It has been slowly coming to my attention in the past few months that I have, for many years, been quite the literary snob.
If I’m being perfectly honest, it’s something I cultivated without thinking too much about it. Much of my thinking was roundly dismissive — commercial women’s fiction has little to offer the intellectual person — and, as tends to be the case, woefully incomplete.
Recently one of my favourite newsletters listed Happy All The Time by Laurie Colwin. I knew nothing about it except that the authors of said newsletter loved it, and that was good enough for me.
Turns out it’s a romantic comedy (commercial women’s fiction, *gasp*) and it was a delight.
I read it in a day and felt the day was perfectly spent.
The writing was deceptively light.
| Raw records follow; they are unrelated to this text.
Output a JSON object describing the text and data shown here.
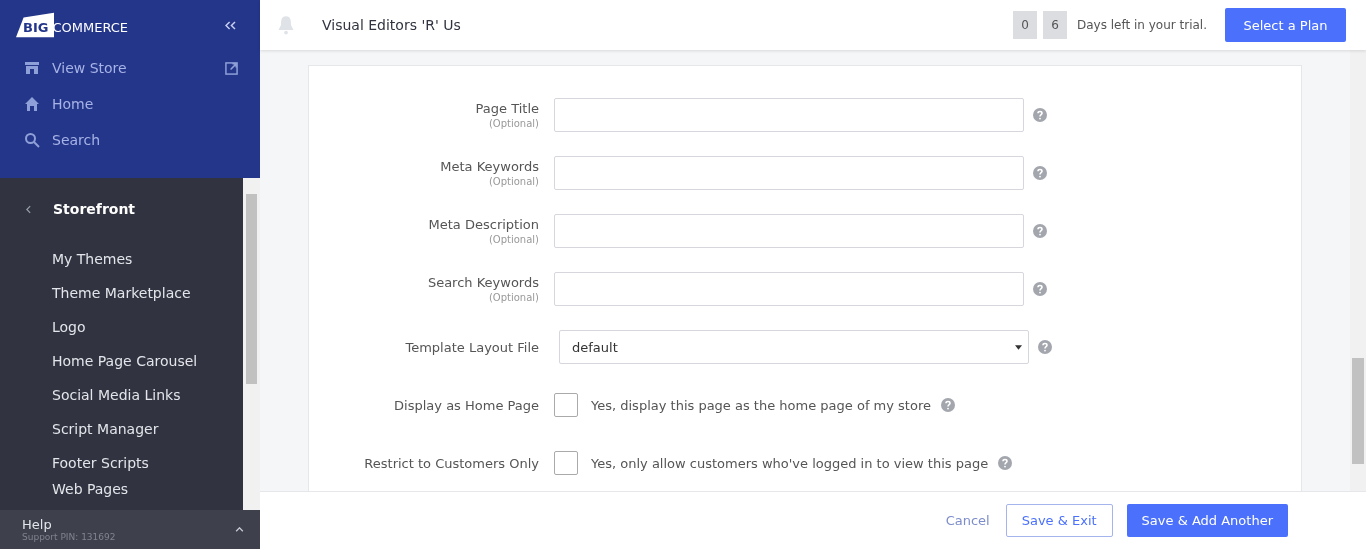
{
  "sidebar": {
    "logo": {
      "prefix": "BIG",
      "name": "COMMERCE"
    },
    "top_links": [
      {
        "kind": "store",
        "label": "View Store",
        "external": true
      },
      {
        "kind": "home",
        "label": "Home",
        "external": false
      },
      {
        "kind": "search",
        "label": "Search",
        "external": false
      }
    ],
    "section": {
      "title": "Storefront"
    },
    "items": [
      "My Themes",
      "Theme Marketplace",
      "Logo",
      "Home Page Carousel",
      "Social Media Links",
      "Script Manager",
      "Footer Scripts",
      "Web Pages"
    ],
    "help": {
      "title": "Help",
      "subtitle": "Support PIN: 131692"
    }
  },
  "header": {
    "store_name": "Visual Editors 'R' Us",
    "trial_digits": [
      "0",
      "6"
    ],
    "trial_text": "Days left in your trial.",
    "plan_button": "Select a Plan"
  },
  "form": {
    "fields": [
      {
        "kind": "text",
        "label": "Page Title",
        "hint": "(Optional)"
      },
      {
        "kind": "text",
        "label": "Meta Keywords",
        "hint": "(Optional)"
      },
      {
        "kind": "text",
        "label": "Meta Description",
        "hint": "(Optional)"
      },
      {
        "kind": "text",
        "label": "Search Keywords",
        "hint": "(Optional)"
      },
      {
        "kind": "select",
        "label": "Template Layout File",
        "value": "default"
      },
      {
        "kind": "checkbox",
        "label": "Display as Home Page",
        "checked": false,
        "text": "Yes, display this page as the home page of my store"
      },
      {
        "kind": "checkbox",
        "label": "Restrict to Customers Only",
        "checked": false,
        "text": "Yes, only allow customers who've logged in to view this page"
      }
    ]
  },
  "footer": {
    "cancel": "Cancel",
    "save_exit": "Save & Exit",
    "save_add": "Save & Add Another"
  }
}
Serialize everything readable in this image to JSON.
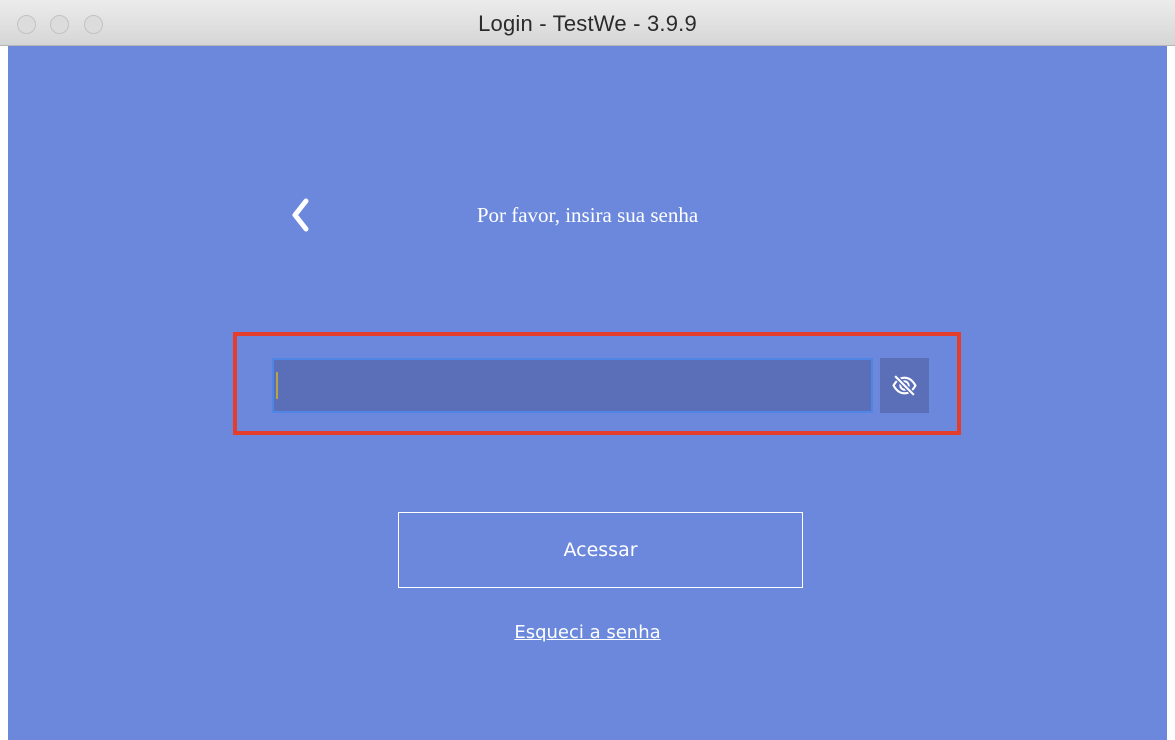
{
  "window": {
    "title": "Login - TestWe - 3.9.9"
  },
  "login": {
    "back_icon": "chevron-left-icon",
    "prompt": "Por favor, insira sua senha",
    "password_value": "",
    "toggle_icon": "eye-slash-icon",
    "submit_label": "Acessar",
    "forgot_label": "Esqueci a senha"
  },
  "colors": {
    "background": "#6b88dc",
    "input_fill": "#5a6fb7",
    "input_border": "#4f86e6",
    "highlight": "#e53d2c",
    "text": "#ffffff"
  }
}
It was funny and vivid, but it was also insightful and cutting, and it made me understand better that sometimes that the easiest read can require some very hard writing.
Romance as a genre is so easy to dismiss, despite the profound role of romantic love in our lives. As I think more about it, this uppity gate-keeping seems more like a cultural defence mechanism than any valid literary concern.
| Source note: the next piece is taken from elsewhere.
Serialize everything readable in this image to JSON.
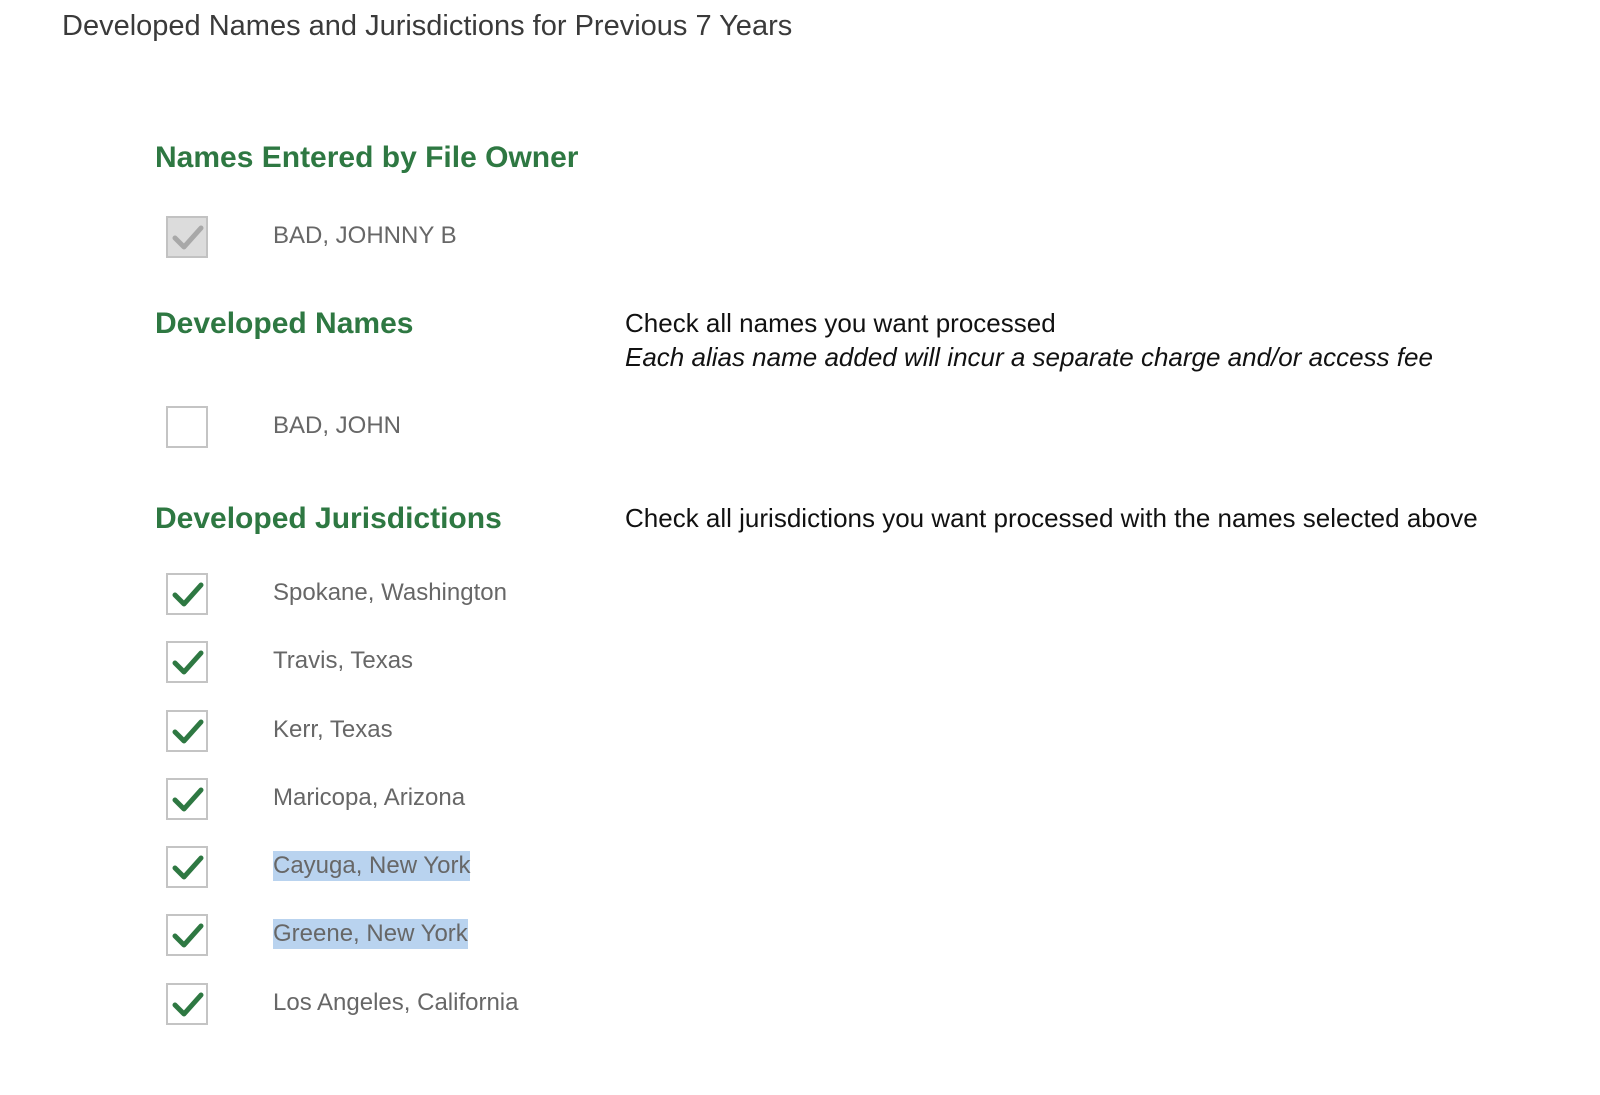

Don’t feel too much. Don’t get vulnerable. Don’t show the soft parts of yourself.
Yes, there’s a lot of risk in letting yourself feel what you feel, want what you want.
All love carries within it the spectre of anguish.
That’s frightening. But to succumb to that fear is to shut your life out. That’s how you force yourself out into the cold, watching other people’s joy from a distance.
Dismantling my own defences about love has taken years of writing through it, and continues to be a work in progress.
But reading a bit of romance helped a lot more than I thought it would. It gave me some models to ponder, and a residue of joy that has stuck with me.
This is why it’s so important to read, no matter what you’re writing. Sometimes you just need a different lens to see things in a whole new way.
So no big writing tips today. Just a nudge to let the love in, and to be brave in allowing it to stay.